# Words formed using the letters from the word $CHISEL$

How many words of 6 letters can be formed using the letters from the word $"CHISEL"$ such that the words don't contain $"LE"$ OR $"CHEL"$?

I have tried considering $"LE"$ and $"CHEL"$ as two characters but I'm a bit confused.

• Please clarify whether repetition of letters is allowed. For example, is "CHCIEL" allowed? Or must every letter be used once in each 6 letter word? – Namaste Mar 2 '14 at 17:28
• Repetition is not allowed. – Lstoi Mar 2 '14 at 17:50
• Good, then my answer applies! – Namaste Mar 2 '14 at 17:51

I. First calculate the number of words that can be formed from "CHISEL", with no restrictions.

Subtract from your answer to $I$ the number of words that contain (the "chunk" "LE" or the chunk "CHEL").

Assuming repetition of letters is not allowed, then we we have $6$ possible letters to choose from for the first letter of the word, $5$ possible choices for the second letter...etc. In all, there are $6\times 5\times 4\times 3\times 2\times 1 = 6!$ possible words with no restrictions.

(II.) Since we are assuming no repetition, it will never be the case that "LE" and "CHEL" appear in the same word, since clearly $L$ and $E$ would be repeating.

• The number of words containing "CHEL": Taken as a "chunk" (consider the letters glued together); then there are three choices where to place "CHEL".

$$CHEL\;X\;X,\quad X\;CHEL\;X,\quad X\;X\;CHEL.$$ Then there are $2$ choices remaining for where to place "I", and the position of the remaining letter is then determined. Total "CHEL"-containg words: $3\times 2 = 6$.

• Use the same procedure to determine the number of possible words containing "LE". You should find that there are $5$ places in which the chunk "LE" can be placed, with $4!$ choices for where the other $4$ letters are placed: Total "LE"-containing words: $5 \times 4! = 5!$.

Now, we subtract each result in (II.) from the result for (I.): $$6! -(6 + 5!) = 720 - (6 + 120) = 594 \;\text{possible words}$$

Find the total number of words that can be formed using the letters C-H-I-S-E-L, and subtract the number of words containing LE or CHEL, noting that no word can contain both.

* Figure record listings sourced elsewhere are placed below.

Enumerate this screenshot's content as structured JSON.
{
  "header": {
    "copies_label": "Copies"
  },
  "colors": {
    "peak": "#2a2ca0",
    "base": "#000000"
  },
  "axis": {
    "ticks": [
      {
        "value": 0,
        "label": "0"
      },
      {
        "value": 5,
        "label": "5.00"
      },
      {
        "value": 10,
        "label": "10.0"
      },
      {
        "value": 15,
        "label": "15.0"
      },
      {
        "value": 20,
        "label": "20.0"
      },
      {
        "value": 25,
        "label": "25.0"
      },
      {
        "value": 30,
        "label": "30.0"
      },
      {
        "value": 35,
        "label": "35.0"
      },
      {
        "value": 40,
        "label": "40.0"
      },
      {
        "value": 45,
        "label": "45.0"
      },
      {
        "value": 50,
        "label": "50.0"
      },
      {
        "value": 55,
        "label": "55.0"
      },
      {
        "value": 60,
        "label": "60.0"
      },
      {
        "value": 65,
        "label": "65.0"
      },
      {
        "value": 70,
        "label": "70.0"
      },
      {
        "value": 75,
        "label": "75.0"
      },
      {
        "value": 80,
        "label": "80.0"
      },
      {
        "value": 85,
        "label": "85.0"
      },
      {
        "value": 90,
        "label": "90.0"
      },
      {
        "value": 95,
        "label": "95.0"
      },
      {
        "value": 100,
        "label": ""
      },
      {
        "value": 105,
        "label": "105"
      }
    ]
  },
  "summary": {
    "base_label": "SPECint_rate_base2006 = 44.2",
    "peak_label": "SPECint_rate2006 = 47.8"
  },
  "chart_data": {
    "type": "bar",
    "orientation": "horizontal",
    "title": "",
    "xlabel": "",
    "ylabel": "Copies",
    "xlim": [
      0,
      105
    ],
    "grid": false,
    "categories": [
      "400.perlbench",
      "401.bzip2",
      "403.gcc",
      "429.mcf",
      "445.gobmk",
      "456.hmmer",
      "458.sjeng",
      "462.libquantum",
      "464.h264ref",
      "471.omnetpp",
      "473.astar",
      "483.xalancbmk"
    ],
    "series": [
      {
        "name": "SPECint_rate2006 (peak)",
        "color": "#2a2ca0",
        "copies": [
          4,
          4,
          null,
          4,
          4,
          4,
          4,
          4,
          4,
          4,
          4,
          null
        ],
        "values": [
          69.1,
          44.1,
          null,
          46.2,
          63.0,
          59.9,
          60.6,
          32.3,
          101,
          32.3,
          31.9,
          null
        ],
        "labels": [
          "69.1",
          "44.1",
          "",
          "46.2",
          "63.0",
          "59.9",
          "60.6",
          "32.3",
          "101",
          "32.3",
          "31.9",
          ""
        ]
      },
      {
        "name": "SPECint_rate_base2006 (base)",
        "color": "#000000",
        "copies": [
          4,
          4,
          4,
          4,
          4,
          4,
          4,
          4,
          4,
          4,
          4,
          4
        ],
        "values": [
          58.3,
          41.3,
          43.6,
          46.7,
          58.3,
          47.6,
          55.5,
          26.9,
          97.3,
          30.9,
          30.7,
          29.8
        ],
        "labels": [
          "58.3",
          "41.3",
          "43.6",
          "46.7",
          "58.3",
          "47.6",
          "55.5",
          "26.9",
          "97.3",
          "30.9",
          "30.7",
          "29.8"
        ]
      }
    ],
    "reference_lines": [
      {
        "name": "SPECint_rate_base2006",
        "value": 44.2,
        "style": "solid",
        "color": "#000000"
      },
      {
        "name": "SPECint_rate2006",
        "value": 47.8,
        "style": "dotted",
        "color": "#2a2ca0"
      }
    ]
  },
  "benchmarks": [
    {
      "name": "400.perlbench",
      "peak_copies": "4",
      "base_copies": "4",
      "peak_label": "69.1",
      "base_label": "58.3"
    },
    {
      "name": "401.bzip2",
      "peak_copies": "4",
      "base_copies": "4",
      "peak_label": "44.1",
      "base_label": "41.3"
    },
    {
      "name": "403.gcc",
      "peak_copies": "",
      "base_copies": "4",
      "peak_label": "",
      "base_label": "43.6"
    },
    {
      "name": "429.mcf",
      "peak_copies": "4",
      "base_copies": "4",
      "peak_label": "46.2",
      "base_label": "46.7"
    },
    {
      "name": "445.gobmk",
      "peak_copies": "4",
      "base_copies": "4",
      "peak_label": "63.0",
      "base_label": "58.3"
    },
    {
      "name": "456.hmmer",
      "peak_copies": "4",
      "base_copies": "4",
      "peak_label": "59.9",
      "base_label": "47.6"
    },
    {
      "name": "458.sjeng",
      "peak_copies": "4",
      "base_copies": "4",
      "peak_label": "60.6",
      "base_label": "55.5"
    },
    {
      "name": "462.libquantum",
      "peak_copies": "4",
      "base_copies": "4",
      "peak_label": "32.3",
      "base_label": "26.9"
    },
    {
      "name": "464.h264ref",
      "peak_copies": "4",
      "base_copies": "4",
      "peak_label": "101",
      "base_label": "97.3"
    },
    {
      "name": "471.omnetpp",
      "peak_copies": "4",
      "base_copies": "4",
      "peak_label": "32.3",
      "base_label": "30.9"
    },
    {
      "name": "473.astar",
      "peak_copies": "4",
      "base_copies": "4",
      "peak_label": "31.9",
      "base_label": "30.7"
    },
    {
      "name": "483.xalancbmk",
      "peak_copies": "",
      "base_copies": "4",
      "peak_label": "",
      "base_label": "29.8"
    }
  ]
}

In order to find the number of words containing, for example, CHEL, we may consider CHEL as its own character, so that $$n_{CHEL} = 3 \times 2 \times 1$$ since there are $3$ characters total to move around, under this restriction. Similarly, $$n_{LE} = 5 \times 4 \times 3 \times 2 \times 1$$ So, in total, the number of suitable arrangements is $$n = n_{TOTAL} - n_{CHEL} - n_{LE}$$

Hint: Try counting how many words contain $LE$, and how many words contain $CHEL$. Then subtract the sum of those two from the total number of possible words.